Discography Dive: twenty one pilots
Album #5: Trench (2018)
I’ve had previous written a formal review for Trench on an independent site called the Amplifier, that has since been shut down (?) so it’s no longer available to read. Luckily I still have it saved. This review took me HOURS to write and I only wrote it because quarantine was incredibly boring and I wanted to challenge myself. Doing reviews like this frequently seems like an impossibility now. Anyway, here it is:
Blurryface was undoubtedly the breakout moment for twenty one pilots, as both Stressed Out and Ride found mainstream success, with the former allowing the duo to accept a Grammy in their underwear. But Blurryface remained a mixed bag. Sure, there were definitely some highlights, but there were quite a few low points as well. Regardless, it was a successful record for the band, so it came as quite a surprise when the band went on a year-long break following their ‘Tour de Columbus’ in the summer of 2017.
But this break seems like it was a necessity for frontman Tyler Joseph, as he “needed change of pace / Couldn’t take the pace of change moving hastily”, as stated in the closing track Leave the City. It was also during this year that Joseph conceptualized the world of Trench, as well as recorded and wrote the majority of the record from his home studio, only receiving contributions from drummer Josh Dun and Mutemath member, Paul Meany.
Although twenty one pilots remained quiet for this year, they still left behind a whole world for their fans to discover. At some point in the spring of 2018, fans discovered a website of theirs detailing the account of a fictional character by the name of Clancy who lived in Dema (also fictional), along with myriad other clues and pieces of information regarding the world of Trench. It was truly an exciting moment for fans of the band, and I imagine, made the listening experience of Trench far more personal than that of those who went into the record without understanding the lore. That being said, by no means is the success of Trench as a project dependent on the listener’s prior knowledge of this fictional world. Even without knowing who Clancy is (who is not mentioned on the album once I might add), Trench is an extremely enjoyable project front to back. I myself can hardly remember the story of Clancy. But, to provide some context of the world of Trench; Dema is a city ruled by nine oppressive bishops (or the Niners, as later referred to on the record), while a rebellion group of sorts, the Banditos, live outside the city.
Trench is arguably the pair’s best project, and at the very least their most cohesive, which might come as a surprise considering the instrumental and stylistic pallet explored across the fourteen tracks, but somehow, the diversity in sound just works for the band. And it all starts with Jumpsuit, easily the most hard-hitting song the pair have released during their time together, starting off with sirens and an extremely thick, soaring baseline.

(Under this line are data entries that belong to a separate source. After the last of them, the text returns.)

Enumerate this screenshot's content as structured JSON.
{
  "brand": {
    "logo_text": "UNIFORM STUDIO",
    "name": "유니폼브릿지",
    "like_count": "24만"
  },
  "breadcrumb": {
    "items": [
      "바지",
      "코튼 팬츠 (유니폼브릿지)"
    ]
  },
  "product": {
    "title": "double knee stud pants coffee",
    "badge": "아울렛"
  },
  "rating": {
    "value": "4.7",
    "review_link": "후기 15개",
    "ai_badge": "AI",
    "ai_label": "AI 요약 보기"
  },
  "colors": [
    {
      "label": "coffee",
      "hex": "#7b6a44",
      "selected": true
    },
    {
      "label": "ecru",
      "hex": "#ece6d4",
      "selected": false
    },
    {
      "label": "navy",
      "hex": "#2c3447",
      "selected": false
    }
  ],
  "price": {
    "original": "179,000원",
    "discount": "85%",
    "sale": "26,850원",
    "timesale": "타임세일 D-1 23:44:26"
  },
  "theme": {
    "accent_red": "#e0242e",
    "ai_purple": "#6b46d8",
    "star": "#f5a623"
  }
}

It is quite a spectacular sound to hear, however, is not indicative of the sounds found across the rest of the record.
As previosuly mentioned, Trench is an extremely sonically diverse record, and this sonic diversity presents itself very early on in the record, seen as soon as Jumpsuit (a more rock oriented track), transitions seamlessly into Levitate, a rap song. Levitate is not the only track on which Tyler raps, but also Pet Cheetah, moments on Chlorine and Morph, and on Neon Gravestone to a certain extent. Not only is there diversity in sound, but each track is expertly arranged. The best example of this is the track Chlorine, one of the catchiest tracks here; “Sippin’ on straight chlorine”. The track remains upbeat up until the end where it transitions to a gorgeous extended outro that honestly brings me chills. Once again, it’s just suprising that such a transition works as well as it does, and that seems to be a common theme among the record; just how surprisingly well everything works. Who would have imagined a song titled Pet Cheetah would be as good as it is without coming across as corny or trite? But it’s just evidence to Tyler Joseph’s fantastic songwriting skills, skills that have greatly improved since the release of their first record.
In terms of songwriting on Trench, Neon Gravestones is perhaps the most important song Tyler Joseph has ever written. On this track, Tyler tackles the topic of suicide, (a topic twenty one pilots have never shyed away from), but this time discussing the glorification of an early death that often presents itself in popular culture. Tyler says, “our culture can treat a loss like it’s a win / But right before we turn on them, we give ‘em / The highest of praise and hang their banner from the ceiling / Communicating, further engraving ‘an earlier grave is an optional way’”. Tyler even goes on to discuss how he himself could boost his reputation if he were to “go out with a bang”. Dispite the sensitive subject matter, it really is a beautiful song, and it ends perfectly, with Tyler saying, “Find your grandparents or someone of age / Pay some respects for the path that they paved / To life they were dedicated / Now that should be celebrated.”
Trench is a phenomenal record and truly demonstrates the growth the band has undergone since their formation. It’s their catchiest, grooviest, and most gratifying release yet, and although there is lore behind the record one could delve into, you really don’t need to know any of it to enjoy the album as is, as it’s extremely well produced and well written throughout. For those who didn’t enjoy Blurryface or Vessel (which is understandable), Trench might just be the album for you.